[This article has been edited because the links do not work. See below.]I wrote as short essay for
Cherwell, the Oxford sutdent newspaper, on film adaptations of superhero comics.
Click here to read the article.
Originally, there was a different introduction that had to be cut: here it is:
SFX magazine recently published
a conversation between two of the best recent X-Men writers, Mark Millar (
Ultimate X-Men) and Joss Whedon (
Astonishing X-Men). Millar said that the most common error for writers on the book was mistaking The X-Men for an action franchise when it’s basically a 75 million pound TV soap opera. The mistake applies to most superhero comic books, and becomes more dramatic when those comics are turned into movies. The forms are opposed on more than one level, making adaptation a tricky business.
[EDIT: The link to Cherwell does not work any more I have reprinted the article below.]
Super-Adaptation
Like poetry, superhero comics are supported by a small but loyal readership. While people may read a novel or go to the movies occasionally, if they read poetry or comics they do so obsessively or not at all. Film adaptations of superhero comics are important because they represent both comic books and comic book fans to the outside world. The OC includes an exchange in which Ryan, covering for Seth Cohen and needing an excuse, tells the girl Seth likes that Seth is at a Star Trek convention; appalled at being portrayed as a nerd Seth cries “couldn’t you at least have said an X-Men convention.” What appeared to most viewers as insignificant banter resonated for comic book fans who silently thanked Bryan Singer, director of the first two X-Men films, for shifting the culture just enough to make the X-Men register with the public (however subliminally) as cooler than Star Trek.
Because the major superhero comics have been running for decades a series of canonical plots have been established. These plots get reworked every couple of years in comics, freshly outfitted with new twists and turns. Just as every generation needs a new translation of Dante, every X-Men fan needs a new version of Wolverine’s return to the people that made him what he is. Mark Millar gives us Ultimate X-Men: Return to Weapon X. Grant Morrison gives us the sublime New X-Men: Assault on Weapon Plus. Bryan Singer gives us the second X-Men film, which, alongside the second Spiderman film, is the finest superhero adaptation there is. Singer gets that what is needed in adapting superhero comics to the screen is not faith to a particular comic book story, nor is it heretical invention; what is needed is the same process that works most often in the comics: translate an old story for a new audience.
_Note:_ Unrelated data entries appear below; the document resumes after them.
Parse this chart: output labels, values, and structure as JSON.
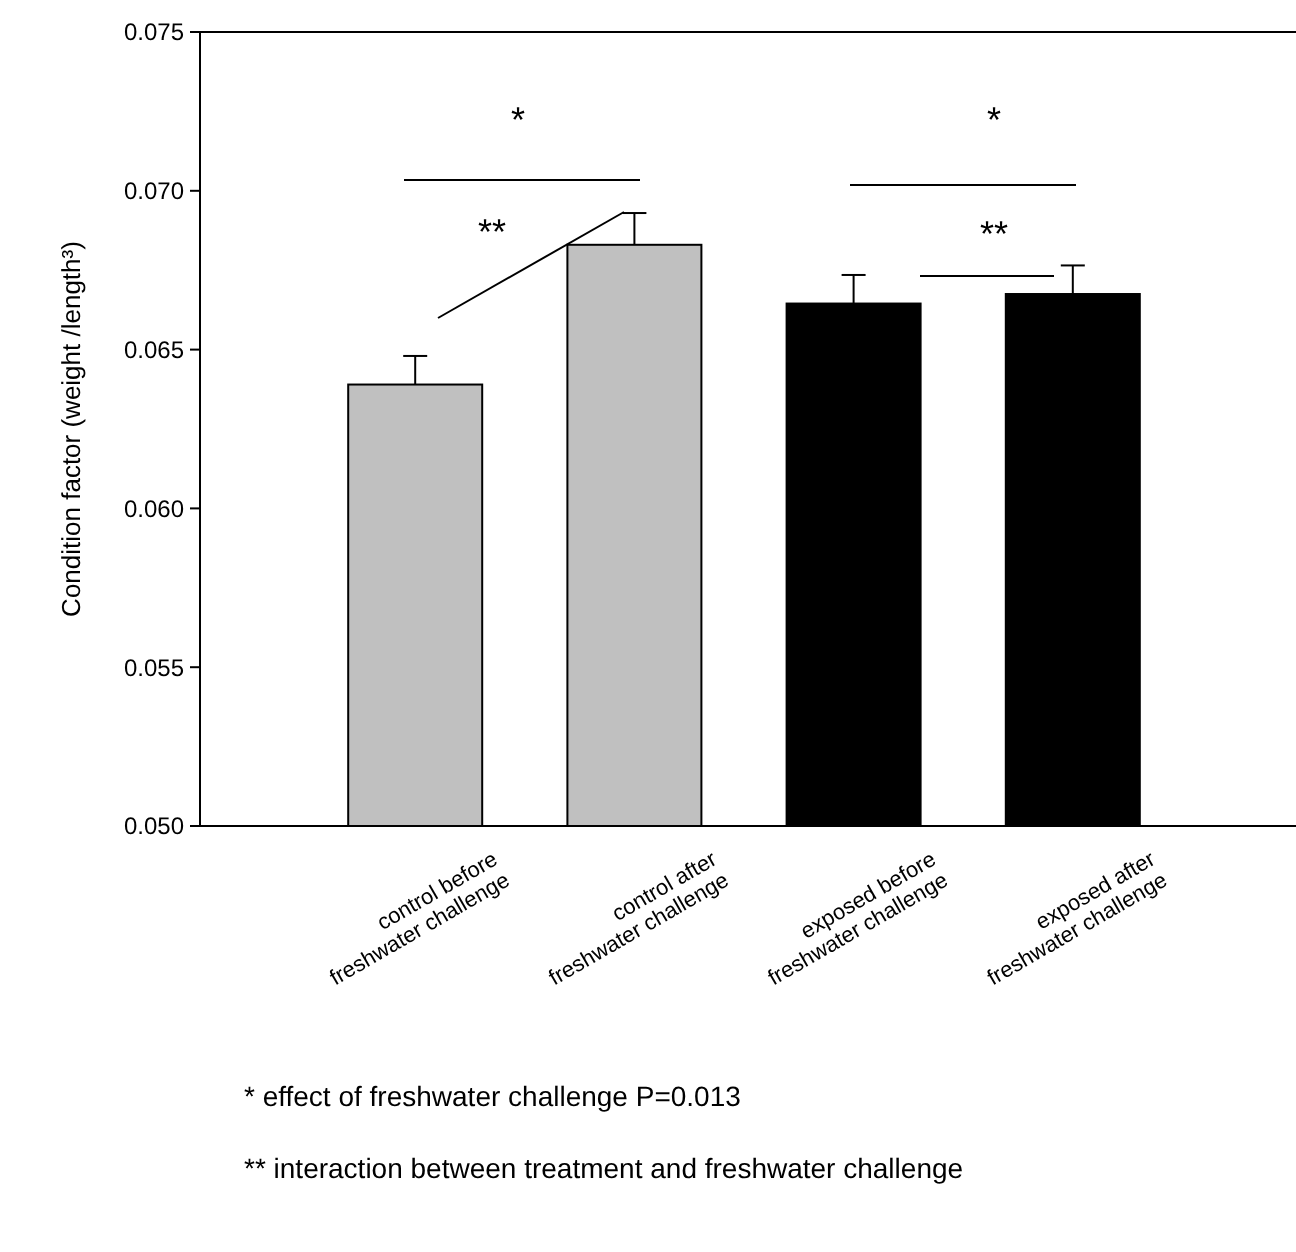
{
  "chart_data": {
    "type": "bar",
    "ylabel": "Condition factor (weight /length³)",
    "categories": [
      "control before\nfreshwater challenge",
      "control after\nfreshwater challenge",
      "exposed before\nfreshwater challenge",
      "exposed after\nfreshwater challenge"
    ],
    "values": [
      0.0639,
      0.0683,
      0.06645,
      0.06675
    ],
    "colors": [
      "#c0c0c0",
      "#c0c0c0",
      "#000000",
      "#000000"
    ],
    "errors": [
      0.0009,
      0.001,
      0.0009,
      0.0009
    ],
    "ylim": [
      0.05,
      0.075
    ],
    "yticks": [
      {
        "value": 0.05,
        "label": "0.050"
      },
      0.055,
      {
        "value": 0.06,
        "label": "0.060"
      },
      0.065,
      {
        "value": 0.07,
        "label": "0.070"
      },
      0.075
    ],
    "grid": false,
    "annotations": [
      "*",
      "**",
      "*",
      "**",
      "* effect of freshwater challenge P=0.013",
      "** interaction between treatment and freshwater challenge"
    ]
  }
}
The original Superman films are wonderful, but dated now (we are only a few weeks away from Bryan Singer’s Superman Returns). The first X-Men and Spiderman films lacked money. Unbreakable was a great attempt at adapting the idea of the superhero to film, but it lacked fun a sense of humour. Batman Begins, also lacking those qualities, attempted to re-imagine Batman’s origin, but the wretched Shumacher films knocked it out of its proper orbit, making director Christopher Nolan fear the road of excess which is the path to a good superhero story; it was a re-imagining void of imagination. The Hulk had excess and good intentions, but little more than bad CGI and an attractive Jennifer Connelly remain in my memory. Of Daredevil, Elektra, Catwoman, and The Fantastic Four we will not speak. X2 is a good story, well told.
Superhero stories often require lumbering exposition, as goofy (but charming) origin stories need to be justified to modern audiences; the Fantastic Four, for example, get super-powers when they are bombarded by “cosmic rays” from space. And the comics aren’t designed to end, so films that go for a solid ending misunderstand the form. It is thus no surprise that the best superhero adaptations have been self consciously middle stories like X2 and Spiderman 2, both of which get to start without an origin story and get to end with some cliff-hanger material (though only X-Men fans will see the hints of the Phoenix in X2); the upcoming X-Men 3 may be designed to cap a trilogy, which could be bad news.
On the whole, however, the proper adaptation of superhero comics will be in the future. The power of television has grown exponentially in recent years, rivalling the cinema on so many counts; Smallville is the first hint of what will come, I think: the serial adaptation of a serial genre. Until then we can content ourselves with progressive television made by writers who, instead of directly adapting superhero comics, are powerfully influenced by them in their own creations: Buffy the Vampire Slayer, Lost, Carnivàle, and even The OC. The people who created these shows grew up on comics, and have all written them recently as well. Adaptation, a form of influence, goes both ways.